Now a high councilor in the South Salt Lake Stake, Brother Nguyen was the president of the Church's Saigon Branch in Vietnam at the time the city fell, following years of war, to the North Vietnamese on April 30, 1975.
Putting others before himself, he managed to arrange evacuation for many members of his branch, including his wife and children. However, he ended up in a concentration camp for three years before escaping and making his way to the United States.
Those harrowing times, chronicled in the book When Faith Endures, which he co-wrote with David Lynn Hughes, are but a memory to Brother Nguyen whose faith continues to endure.
Orphaned as a child, he scraped out an existence in Saigon with his sister, Ba. Through a meeting as a young man with a serviceman, he was introduced to the Church and embraced it. He also learned English, which has been a blessing to him. When he arrived in the U.S., his first job was translating literature into Vietnamese for the Church. He is employed now as a linguist for the federal government.
Thinking back on the dark days of the fall of Saigon, Brother Nguyen remembers his suffering in the concentration camp. But he says his wife, Lien, suffered more after arriving in the United States. President Spencer W. Kimball visited refugees, including Sister Nguyen and her children, staying at the Camp Pendleton Marine base in Southern California.
Later, according to Brother Nguyen, President Kimball sent Sister Nguyen a message encouraging her to remain faithful and promising her that someday she would be reunited with her husband.
Sister Nguyen clung to that promise as she shunned government handouts and struggled with as many as three jobs to support her family, her husband said.
President Kimball's promise was fulfilled early in 1978, when the couple were reunited in Provo, Utah, where Sister Nguyen had settled with the help of friends in the Church.
He was willing to work hard, but struggled to find career stability. After his translation project with the Church ended after three years, he had jobs with an exercise equipment company, a construction company, as an insurance agent and in his own gift shop.
"We were not rich," Brother Nguyen said, but they managed to support themselves. He was pleased to announce that his three children sons Vu and Huy, and daughter Linh learned to work and contribute to their family. All graduated from BYU and served missions. Brother Nguyen said the sons served English and Vietnamese-speaking missions in San Jose, Calif., and Washington, D.C., then laughed that his daughter was called to serve a Spanish-speaking mission in New York City.
Through everything, Brother Nguyen's faith endured. One trial came shortly after he arrived in Provo and was called to serve as Scoutmaster in his ward. "I wasn't looking forward to it. I didn't like the outdoors," said the slight man who has to stretch to reach a height of 60 inches. "But I couldn't say no."
Quick to acknowledge the blessings of the Lord, Brother Nguyen said one of those blessings came at that time. Before he could be sustained as Scoutmaster, he was called by the stake president to be on the high council. He served in that position until he was called in late 1979 as president of a newly organized Vietnamese branch in Provo.
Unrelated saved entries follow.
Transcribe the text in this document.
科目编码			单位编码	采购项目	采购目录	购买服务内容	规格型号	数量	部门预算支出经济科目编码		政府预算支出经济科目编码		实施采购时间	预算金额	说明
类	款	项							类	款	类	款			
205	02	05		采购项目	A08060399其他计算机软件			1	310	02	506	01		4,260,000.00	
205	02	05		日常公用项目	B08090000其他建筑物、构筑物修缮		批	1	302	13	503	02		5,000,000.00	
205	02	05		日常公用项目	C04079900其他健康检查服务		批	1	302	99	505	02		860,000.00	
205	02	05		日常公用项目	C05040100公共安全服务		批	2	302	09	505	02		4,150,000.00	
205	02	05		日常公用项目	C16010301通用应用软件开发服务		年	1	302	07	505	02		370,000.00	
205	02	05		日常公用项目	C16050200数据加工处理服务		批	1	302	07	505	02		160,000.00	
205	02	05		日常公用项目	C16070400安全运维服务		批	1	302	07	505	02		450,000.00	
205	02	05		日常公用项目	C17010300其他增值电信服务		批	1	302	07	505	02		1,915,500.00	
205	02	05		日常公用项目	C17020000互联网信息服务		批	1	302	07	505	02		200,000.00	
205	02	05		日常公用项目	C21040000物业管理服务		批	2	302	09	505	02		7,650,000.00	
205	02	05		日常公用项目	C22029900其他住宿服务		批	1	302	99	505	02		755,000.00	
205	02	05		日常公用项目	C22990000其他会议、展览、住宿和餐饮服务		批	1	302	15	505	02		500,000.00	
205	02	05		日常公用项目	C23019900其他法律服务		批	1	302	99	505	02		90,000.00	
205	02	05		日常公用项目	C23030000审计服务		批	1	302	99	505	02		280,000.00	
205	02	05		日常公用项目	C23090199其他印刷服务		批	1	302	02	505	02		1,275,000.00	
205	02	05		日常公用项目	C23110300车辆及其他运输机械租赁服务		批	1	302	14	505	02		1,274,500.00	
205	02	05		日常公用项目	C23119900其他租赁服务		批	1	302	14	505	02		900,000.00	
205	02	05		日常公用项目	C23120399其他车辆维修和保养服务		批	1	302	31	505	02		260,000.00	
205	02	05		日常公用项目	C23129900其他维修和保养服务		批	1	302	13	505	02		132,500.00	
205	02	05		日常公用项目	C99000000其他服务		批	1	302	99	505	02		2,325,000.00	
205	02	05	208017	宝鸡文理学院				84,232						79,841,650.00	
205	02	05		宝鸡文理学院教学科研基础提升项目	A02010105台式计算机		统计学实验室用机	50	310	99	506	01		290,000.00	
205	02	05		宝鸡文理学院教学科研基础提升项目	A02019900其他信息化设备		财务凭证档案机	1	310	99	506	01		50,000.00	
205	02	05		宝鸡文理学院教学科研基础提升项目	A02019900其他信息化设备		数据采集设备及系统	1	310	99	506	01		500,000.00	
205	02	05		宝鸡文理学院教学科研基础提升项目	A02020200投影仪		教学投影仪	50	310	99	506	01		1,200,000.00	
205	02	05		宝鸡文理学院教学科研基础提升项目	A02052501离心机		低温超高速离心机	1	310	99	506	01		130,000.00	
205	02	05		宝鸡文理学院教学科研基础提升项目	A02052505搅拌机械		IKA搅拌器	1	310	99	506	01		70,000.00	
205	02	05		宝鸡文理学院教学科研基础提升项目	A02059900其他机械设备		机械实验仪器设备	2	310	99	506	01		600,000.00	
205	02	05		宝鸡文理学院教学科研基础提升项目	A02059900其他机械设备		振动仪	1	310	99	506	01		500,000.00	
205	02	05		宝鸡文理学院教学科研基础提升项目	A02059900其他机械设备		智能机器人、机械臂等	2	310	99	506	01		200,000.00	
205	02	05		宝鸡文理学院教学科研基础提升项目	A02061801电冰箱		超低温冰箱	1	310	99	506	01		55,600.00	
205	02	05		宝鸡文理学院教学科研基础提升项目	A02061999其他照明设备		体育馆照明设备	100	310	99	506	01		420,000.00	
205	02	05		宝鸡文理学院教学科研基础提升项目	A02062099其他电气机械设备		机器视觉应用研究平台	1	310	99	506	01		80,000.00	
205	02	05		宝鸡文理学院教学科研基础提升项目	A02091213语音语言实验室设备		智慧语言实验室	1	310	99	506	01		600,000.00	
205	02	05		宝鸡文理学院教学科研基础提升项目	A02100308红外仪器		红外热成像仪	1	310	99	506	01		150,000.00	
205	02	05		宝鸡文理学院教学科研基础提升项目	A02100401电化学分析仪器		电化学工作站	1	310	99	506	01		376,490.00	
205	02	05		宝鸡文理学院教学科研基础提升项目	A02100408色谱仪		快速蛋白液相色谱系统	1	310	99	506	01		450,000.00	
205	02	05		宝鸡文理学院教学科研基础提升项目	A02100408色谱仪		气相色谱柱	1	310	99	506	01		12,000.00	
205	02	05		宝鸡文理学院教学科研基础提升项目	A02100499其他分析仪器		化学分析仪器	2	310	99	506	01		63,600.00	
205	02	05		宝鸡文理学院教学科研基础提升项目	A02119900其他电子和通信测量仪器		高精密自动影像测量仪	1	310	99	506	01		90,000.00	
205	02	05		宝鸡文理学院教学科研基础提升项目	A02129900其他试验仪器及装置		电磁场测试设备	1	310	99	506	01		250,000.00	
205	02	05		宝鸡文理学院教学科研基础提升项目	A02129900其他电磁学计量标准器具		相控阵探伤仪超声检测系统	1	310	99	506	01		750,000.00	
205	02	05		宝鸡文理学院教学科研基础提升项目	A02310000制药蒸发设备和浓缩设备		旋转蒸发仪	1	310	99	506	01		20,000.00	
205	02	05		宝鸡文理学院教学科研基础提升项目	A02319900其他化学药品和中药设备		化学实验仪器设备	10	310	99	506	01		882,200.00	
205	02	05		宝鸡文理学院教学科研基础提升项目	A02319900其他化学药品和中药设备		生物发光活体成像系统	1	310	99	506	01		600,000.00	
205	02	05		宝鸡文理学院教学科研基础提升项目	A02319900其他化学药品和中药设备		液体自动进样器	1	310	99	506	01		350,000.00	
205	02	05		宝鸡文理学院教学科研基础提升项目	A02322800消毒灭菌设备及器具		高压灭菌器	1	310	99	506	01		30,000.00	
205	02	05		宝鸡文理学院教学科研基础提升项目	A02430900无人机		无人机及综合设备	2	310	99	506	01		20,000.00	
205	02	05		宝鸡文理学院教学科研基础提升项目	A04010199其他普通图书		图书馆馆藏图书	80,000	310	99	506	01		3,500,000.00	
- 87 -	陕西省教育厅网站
He has continued to serve in the Church where called since moving to Salt Lake City in 1997 to be closer to his employment.
Through trials and good times, Brother Nguyen said he never forgets the blessing of living free.
Without being harsh, but in a matter-of-fact way, he said, "I feel like a lot of Americans not everyone, but a lot take things like freedom for granted. It's like air. It's just there, so you don't appreciate it.
"I think the Lord let me be in the concentration camp in order for me to go through trials and appreciate what we have here even things like salt and sugar. In the concentration camp, a little bit of salt or sugar was precious."
And through his trials, he said his testimony of the Lord and His gospel has never faltered, but has become stronger. He said as he looks back on the bad times of his life, some of the challenges have seemed like he was moving to the edge of a cliff, dropping into complete despair. "I see that the Lord grabbed me when I reached the edge of the cliff and pulled me out."